I also went to the cinema to see The Woman In Black, a good old fashioned dark, gothic horror designed to scare the pants off its audience rather than reduce them to tears, and it fulfils that aim pretty well. It had no blood or gore whatsoever, but enough eerie suspense, mysterious villagers, spooky settings and jumpy moments to seriously disrupt the heart rate. People in the audience actually screamed at several points, which I’ve never witnessed before and didn’t think really happened. The problem was, it made everyone else laugh, so all the tension and attention on the screen was immediately broken.
I think I’d have enjoyed the unsettling, ‘what’s behind the door?’ nature of it more if I’d watched that by myself too, even though it was the sort of film that makes walking to another room in your own house a testing experience. Unlike Perfect Sense, it had a surprise twist at the end that had everyone shouting ‘Noooo!’ at the screen for a different reason. But it was equally ambiguous in leaving the viewer wondering what would become of the characters that were left facing a grim future. Again, I'd recommend it, but only to the adrenaline junkies, and only if you can avoid a packed auditorium. It’s made me want to read the novel on which it was based, which I imagine will be infinitely scarier.

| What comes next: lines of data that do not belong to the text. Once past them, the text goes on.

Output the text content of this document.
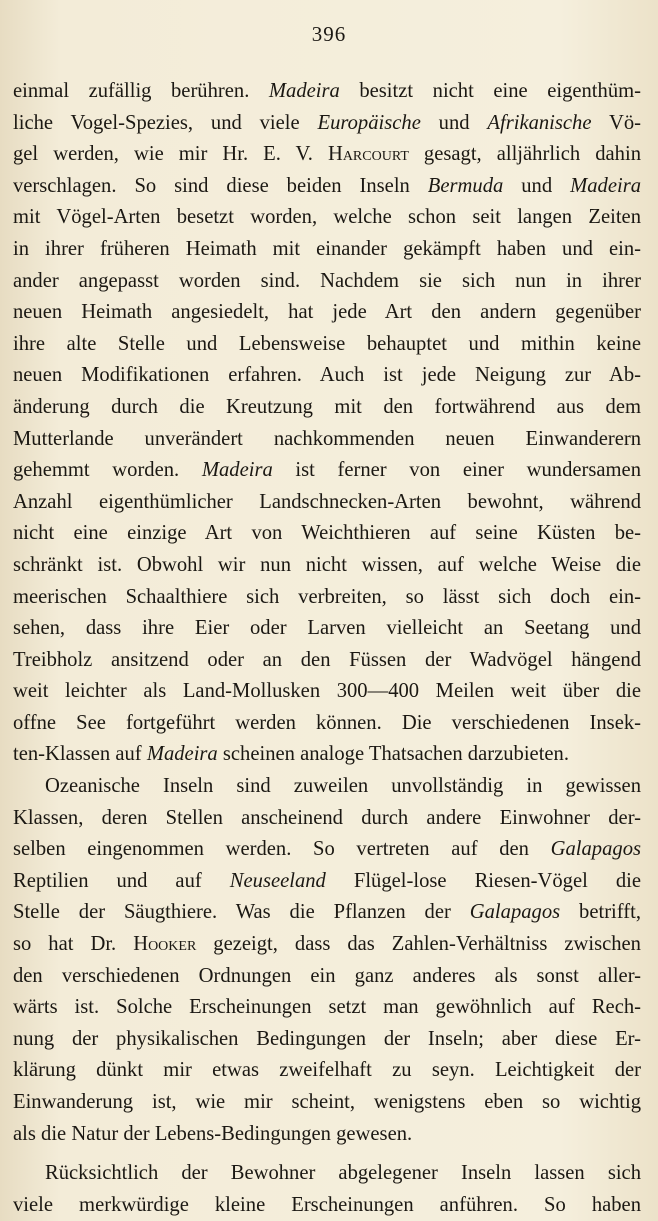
396
einmal zufällig berühren. Madeira besitzt nicht eine eigenthüm-
liche Vogel-Spezies, und viele Europäische und Afrikanische Vö-
gel werden, wie mir Hr. E. V. Harcourt gesagt, alljährlich dahin
verschlagen. So sind diese beiden Inseln Bermuda und Madeira
mit Vögel-Arten besetzt worden, welche schon seit langen Zeiten
in ihrer früheren Heimath mit einander gekämpft haben und ein-
ander angepasst worden sind. Nachdem sie sich nun in ihrer
neuen Heimath angesiedelt, hat jede Art den andern gegenüber
ihre alte Stelle und Lebensweise behauptet und mithin keine
neuen Modifikationen erfahren. Auch ist jede Neigung zur Ab-
änderung durch die Kreutzung mit den fortwährend aus dem
Mutterlande unverändert nachkommenden neuen Einwanderern
gehemmt worden. Madeira ist ferner von einer wundersamen
Anzahl eigenthümlicher Landschnecken-Arten bewohnt, während
nicht eine einzige Art von Weichthieren auf seine Küsten be-
schränkt ist. Obwohl wir nun nicht wissen, auf welche Weise die
meerischen Schaalthiere sich verbreiten, so lässt sich doch ein-
sehen, dass ihre Eier oder Larven vielleicht an Seetang und
Treibholz ansitzend oder an den Füssen der Wadvögel hängend
weit leichter als Land-Mollusken 300—400 Meilen weit über die
offne See fortgeführt werden können. Die verschiedenen Insek-
ten-Klassen auf Madeira scheinen analoge Thatsachen darzubieten.
Ozeanische Inseln sind zuweilen unvollständig in gewissen
Klassen, deren Stellen anscheinend durch andere Einwohner der-
selben eingenommen werden. So vertreten auf den Galapagos
Reptilien und auf Neuseeland Flügel-lose Riesen-Vögel die
Stelle der Säugthiere. Was die Pflanzen der Galapagos betrifft,
so hat Dr. Hooker gezeigt, dass das Zahlen-Verhältniss zwischen
den verschiedenen Ordnungen ein ganz anderes als sonst aller-
wärts ist. Solche Erscheinungen setzt man gewöhnlich auf Rech-
nung der physikalischen Bedingungen der Inseln; aber diese Er-
klärung dünkt mir etwas zweifelhaft zu seyn. Leichtigkeit der
Einwanderung ist, wie mir scheint, wenigstens eben so wichtig
als die Natur der Lebens-Bedingungen gewesen.
Rücksichtlich der Bewohner abgelegener Inseln lassen sich
viele merkwürdige kleine Erscheinungen anführen. So haben
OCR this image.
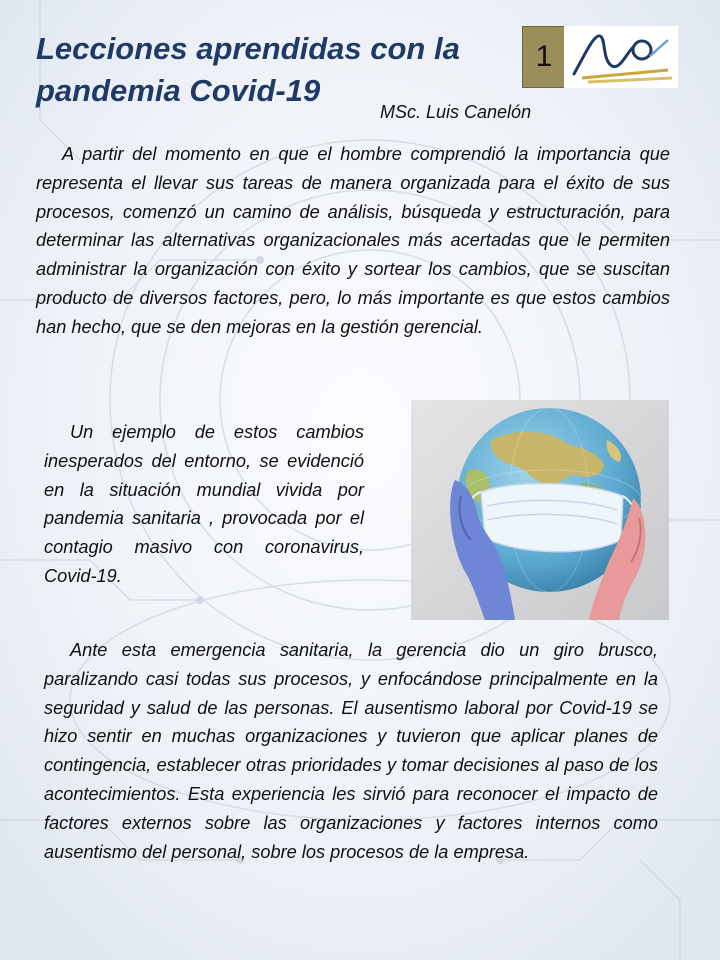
Lecciones aprendidas con la pandemia Covid-19
MSc. Luis Canelón
1

A partir del momento en que el hombre comprendió la importancia que representa el llevar sus tareas de manera organizada para el éxito de sus procesos, comenzó un camino de análisis, búsqueda y estructuración, para determinar las alternativas organizacionales más acertadas que le permiten administrar la organización con éxito y sortear los cambios, que se suscitan producto de diversos factores, pero, lo más importante es que estos cambios han hecho, que se den mejoras en la gestión gerencial.

Un ejemplo de estos cambios inesperados del entorno, se evidenció en la situación mundial vivida por pandemia sanitaria , provocada por el contagio masivo con coronavirus, Covid-19.

Ante esta emergencia sanitaria, la gerencia dio un giro brusco, paralizando casi todas sus procesos, y enfocándose principalmente en la seguridad y salud de las personas. El ausentismo laboral por Covid-19 se hizo sentir en muchas organizaciones y tuvieron que aplicar planes de contingencia, establecer otras prioridades y tomar decisiones al paso de los acontecimientos. Esta experiencia les sirvió para reconocer el impacto de factores externos sobre las organizaciones y factores internos como ausentismo del personal, sobre los procesos de la empresa.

           All this evocative art has inspired me to experiment with my own writing and strive to achieve the difficult balance of tugging on the collective human heart without it feeling contrived and ruining the effect. One of my proudest moments came when I once made my mum cry with the first draft of a chapter from my book, as it proved that I could do it.  Incidentally, there’s only ever been one book that’s made me blub so pathetically, and that was The Amber Spyglass. If there are any mental health professionals reading, I’d be interested to hear your analysis.